Cedar Rapids, Iowa News, Sports, and Weather
Dubuque Business Owner to Talk "Main Street Fairness" with Congress
By Katie Wiedemann, Reporter
DUBUQUE, Iowa - A Dubuque business owner says a proposed change to federal tax law would put him out of business. The "Main Street Fairness Act" would require online retailers to collect state sales tax based on where each customer lives, not where the store is located. The goal is to level the playing field for brick and mortar stores.
Wholesale Coin and More owner Jamie Smith will talk with members of Congress next week. Smith sells collectable coins on E-bay.
Smith said, "It's the only platform where I could reach that many buyers. There's just no way I would have potentially 200 million people come across my store front. "

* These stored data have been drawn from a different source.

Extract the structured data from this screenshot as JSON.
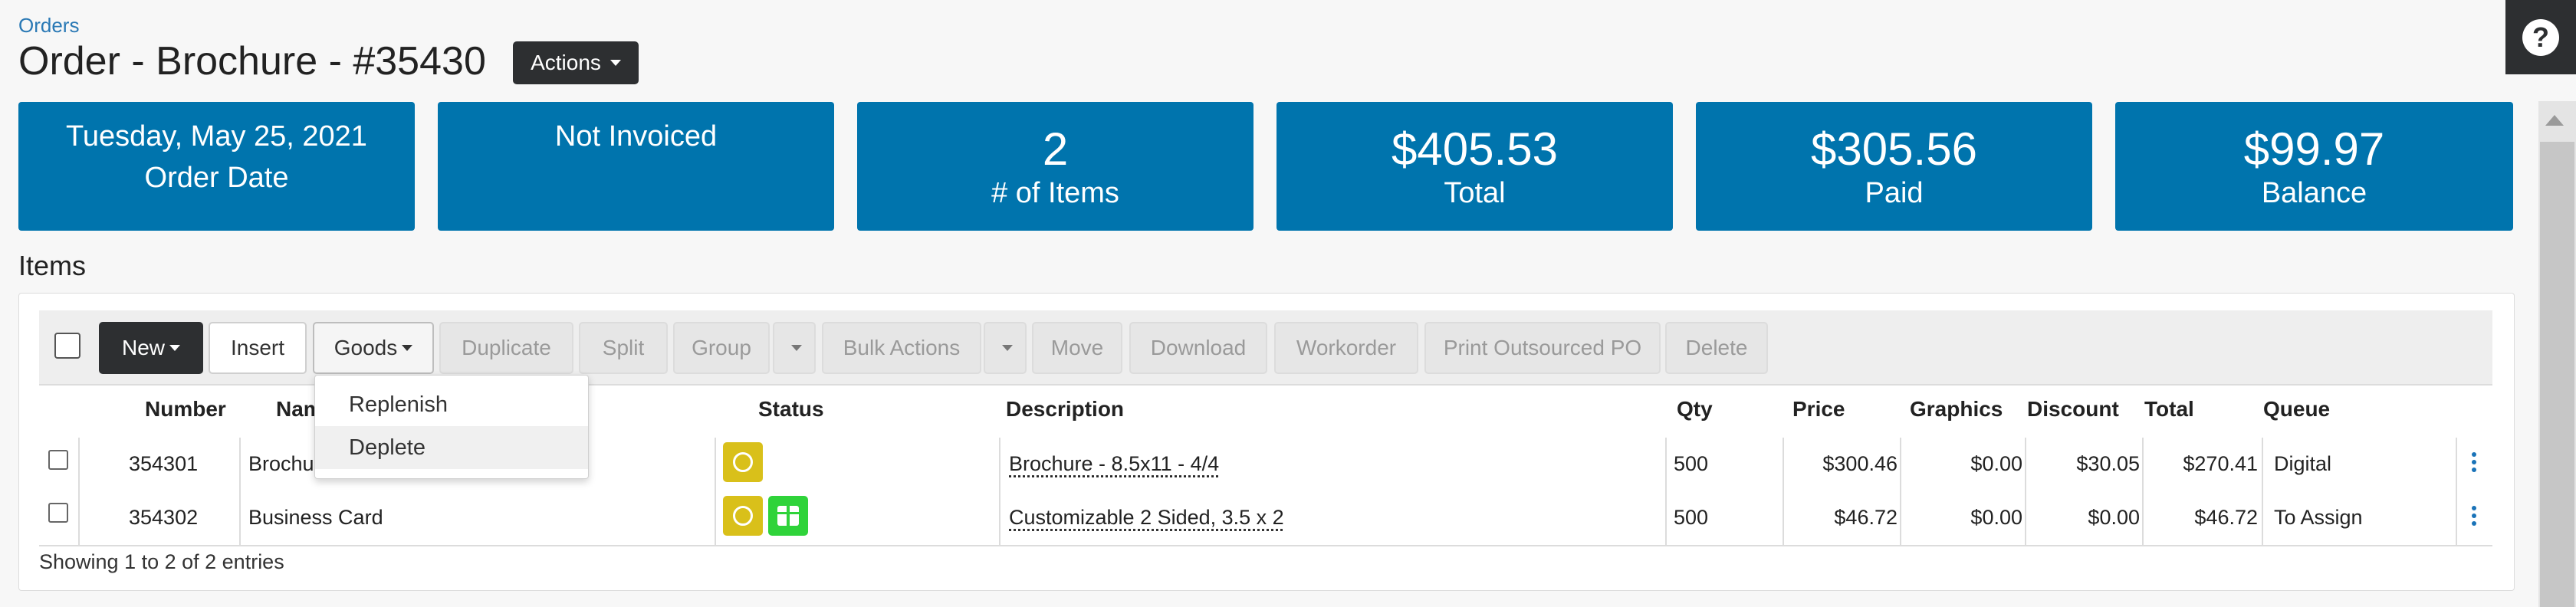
{
  "breadcrumb": "Orders",
  "title": "Order - Brochure - #35430",
  "actions_label": "Actions",
  "help_icon": "?",
  "cards": {
    "order_date": {
      "value": "Tuesday, May 25, 2021",
      "label": "Order Date"
    },
    "invoice": {
      "value": "Not Invoiced"
    },
    "items": {
      "value": "2",
      "label": "# of Items"
    },
    "total": {
      "value": "$405.53",
      "label": "Total"
    },
    "paid": {
      "value": "$305.56",
      "label": "Paid"
    },
    "balance": {
      "value": "$99.97",
      "label": "Balance"
    }
  },
  "items_heading": "Items",
  "toolbar": {
    "new": "New",
    "insert": "Insert",
    "goods": "Goods",
    "duplicate": "Duplicate",
    "split": "Split",
    "group": "Group",
    "bulk_actions": "Bulk Actions",
    "move": "Move",
    "download": "Download",
    "workorder": "Workorder",
    "print_outsourced_po": "Print Outsourced PO",
    "delete": "Delete"
  },
  "goods_menu": [
    "Replenish",
    "Deplete"
  ],
  "columns": {
    "number": "Number",
    "name": "Name",
    "status": "Status",
    "description": "Description",
    "qty": "Qty",
    "price": "Price",
    "graphics": "Graphics",
    "discount": "Discount",
    "total": "Total",
    "queue": "Queue"
  },
  "rows": [
    {
      "number": "354301",
      "name": "Brochure",
      "description": "Brochure - 8.5x11 - 4/4",
      "qty": "500",
      "price": "$300.46",
      "graphics": "$0.00",
      "discount": "$30.05",
      "total": "$270.41",
      "queue": "Digital"
    },
    {
      "number": "354302",
      "name": "Business Card",
      "description": "Customizable 2 Sided, 3.5 x 2",
      "qty": "500",
      "price": "$46.72",
      "graphics": "$0.00",
      "discount": "$0.00",
      "total": "$46.72",
      "queue": "To Assign"
    }
  ],
  "footer": "Showing 1 to 2 of 2 entries",
  "colors": {
    "card_blue": "#0074ad",
    "dark_button": "#2d2f31",
    "status_yellow": "#d9c01a",
    "status_green": "#2fd33a",
    "link_blue": "#2a79b5"
  }
}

When the coin market was hot, Smith says he netted as much as $100,000 in one year.
But now he's worried his business could be in jeopardy.
"Hypothetically speaking, if I sell a coin set to someone in Utah, Utah wants me to send them some money as well, " said Jamie Smith.
Smith says he has no problem paying taxes here in Iowa, but not to every other state where customers buy his coins. Shipping is major part of Smith's business, so he's a regular customer at the post office.
He believes this proposed tax law would hurt U.S.P.S. as well.
"Pass the Main Street Fairness Act and you might as well kiss the post office goodbye. "
Smith knows not everyone agrees with his stand-point, but he's heading to Washington D.C next week to talk with law-makers. He's hoping congress will at least give him a penny for this thoughts.
Last year, Iowa started requiring online retailers with a store in Iowa to charge sales tax. Estimates vary widely on how much states lose to online sales tax from $3 billion per year to as much as $23 billion.